Your People Are Your Best Career Pathing Resource
When possible, it’s a great idea to offer new hires a roadmap for what a career at your company can look like. Visual guides are always useful, but your efforts shouldn’t end at new hires a career path slide deck. You’ll also need to offer them access to more senior-level team members who can help them better understand what it takes to hit each new level within your organization. For that, mentoring is your best solution.
Only 30% of employees agree that someone at work encourages their development. That’s incredibly low, especially given how many workers are willing to quit to pursue career advancement opportunities. However, skills-based mentoring programs, reverse mentoring programs, and open mentoring programs (among many others) create the structure workers need to connect with and build the type of relationships where real career development occurs.
As we head into 2022, organizational leaders may want to do a self-assessment on career pathing and career development.

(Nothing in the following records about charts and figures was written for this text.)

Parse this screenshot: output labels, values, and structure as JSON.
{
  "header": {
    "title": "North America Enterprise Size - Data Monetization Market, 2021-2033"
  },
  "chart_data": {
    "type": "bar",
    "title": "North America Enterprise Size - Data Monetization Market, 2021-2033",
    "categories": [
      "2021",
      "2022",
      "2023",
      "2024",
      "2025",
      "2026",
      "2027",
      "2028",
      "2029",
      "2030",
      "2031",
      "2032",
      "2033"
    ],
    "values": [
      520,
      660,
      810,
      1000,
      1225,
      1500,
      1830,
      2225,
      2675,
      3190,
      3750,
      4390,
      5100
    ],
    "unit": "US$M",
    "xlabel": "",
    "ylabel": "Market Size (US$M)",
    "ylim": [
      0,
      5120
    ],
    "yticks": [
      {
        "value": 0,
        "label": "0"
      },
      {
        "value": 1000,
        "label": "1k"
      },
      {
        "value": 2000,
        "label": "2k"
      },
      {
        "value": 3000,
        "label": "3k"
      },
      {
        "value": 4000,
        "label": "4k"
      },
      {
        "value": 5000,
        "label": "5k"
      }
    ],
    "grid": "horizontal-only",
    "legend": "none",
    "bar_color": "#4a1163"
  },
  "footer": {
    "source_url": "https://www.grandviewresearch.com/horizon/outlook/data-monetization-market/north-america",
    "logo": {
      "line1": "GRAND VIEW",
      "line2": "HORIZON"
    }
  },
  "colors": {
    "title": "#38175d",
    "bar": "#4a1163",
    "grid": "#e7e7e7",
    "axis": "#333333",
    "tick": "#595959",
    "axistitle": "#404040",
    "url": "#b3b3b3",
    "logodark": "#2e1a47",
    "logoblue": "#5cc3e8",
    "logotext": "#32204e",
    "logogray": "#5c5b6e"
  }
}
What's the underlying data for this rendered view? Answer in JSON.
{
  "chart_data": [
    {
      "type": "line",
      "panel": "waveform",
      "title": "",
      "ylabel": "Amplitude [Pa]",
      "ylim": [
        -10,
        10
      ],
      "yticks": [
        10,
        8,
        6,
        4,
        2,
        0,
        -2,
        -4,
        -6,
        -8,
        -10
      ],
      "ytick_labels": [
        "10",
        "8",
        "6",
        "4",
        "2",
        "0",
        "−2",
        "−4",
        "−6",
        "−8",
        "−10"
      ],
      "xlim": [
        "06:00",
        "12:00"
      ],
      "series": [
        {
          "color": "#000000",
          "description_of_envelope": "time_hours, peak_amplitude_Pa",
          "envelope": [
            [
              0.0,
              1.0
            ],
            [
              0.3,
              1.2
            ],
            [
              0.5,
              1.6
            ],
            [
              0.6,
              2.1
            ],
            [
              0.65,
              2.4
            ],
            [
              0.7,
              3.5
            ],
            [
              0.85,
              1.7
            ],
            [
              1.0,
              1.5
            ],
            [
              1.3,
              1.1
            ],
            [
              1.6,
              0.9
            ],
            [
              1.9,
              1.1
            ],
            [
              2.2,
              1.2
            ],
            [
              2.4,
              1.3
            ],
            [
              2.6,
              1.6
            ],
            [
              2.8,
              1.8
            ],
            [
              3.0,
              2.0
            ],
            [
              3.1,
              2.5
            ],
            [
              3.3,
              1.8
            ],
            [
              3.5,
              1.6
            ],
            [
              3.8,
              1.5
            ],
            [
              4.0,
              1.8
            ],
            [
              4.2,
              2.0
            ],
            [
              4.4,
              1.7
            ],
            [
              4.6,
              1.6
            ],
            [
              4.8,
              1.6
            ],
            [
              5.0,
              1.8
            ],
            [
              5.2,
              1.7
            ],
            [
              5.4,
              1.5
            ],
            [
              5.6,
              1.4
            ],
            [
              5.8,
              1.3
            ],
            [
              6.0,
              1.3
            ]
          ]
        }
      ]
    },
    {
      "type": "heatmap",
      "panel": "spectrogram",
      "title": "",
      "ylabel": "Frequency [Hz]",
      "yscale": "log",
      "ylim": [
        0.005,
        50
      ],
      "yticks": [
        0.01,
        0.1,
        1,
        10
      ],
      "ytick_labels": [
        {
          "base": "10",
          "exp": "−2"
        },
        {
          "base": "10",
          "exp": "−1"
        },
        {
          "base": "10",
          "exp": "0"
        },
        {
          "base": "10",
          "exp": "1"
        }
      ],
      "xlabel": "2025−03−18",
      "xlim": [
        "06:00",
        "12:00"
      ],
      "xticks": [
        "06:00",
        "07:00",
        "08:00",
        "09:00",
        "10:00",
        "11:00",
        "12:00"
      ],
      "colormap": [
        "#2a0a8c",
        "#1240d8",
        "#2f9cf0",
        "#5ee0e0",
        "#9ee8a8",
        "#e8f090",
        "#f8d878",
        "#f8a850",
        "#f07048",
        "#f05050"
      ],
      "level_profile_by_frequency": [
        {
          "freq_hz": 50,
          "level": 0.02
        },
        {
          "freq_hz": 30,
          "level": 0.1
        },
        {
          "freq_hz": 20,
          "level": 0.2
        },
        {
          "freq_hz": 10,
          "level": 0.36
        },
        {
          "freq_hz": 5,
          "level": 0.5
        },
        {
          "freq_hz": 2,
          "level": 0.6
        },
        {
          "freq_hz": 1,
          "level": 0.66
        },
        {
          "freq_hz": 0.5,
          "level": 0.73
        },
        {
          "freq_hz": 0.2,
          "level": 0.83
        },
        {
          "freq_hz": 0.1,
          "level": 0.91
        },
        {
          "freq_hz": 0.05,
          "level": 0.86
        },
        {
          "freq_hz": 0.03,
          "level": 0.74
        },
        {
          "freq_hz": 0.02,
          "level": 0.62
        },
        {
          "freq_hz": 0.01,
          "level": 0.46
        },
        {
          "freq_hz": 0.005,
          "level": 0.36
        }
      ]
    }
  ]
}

- Do you offer clear career pathing to all workers?
- Is your career pathing properly visualized?
- Do your workers have opportunities to develop the needed skills, practices, or experiences necessary to achieve their career goals?
- Can they easily locate and connect with others in your organization who may be able to help mentor them along the way?
Career pathing is now a necessity for most workers. And that means streamlining the process for understanding and developing a career path falls on the shoulders of employers who want to reduce their employee turnover.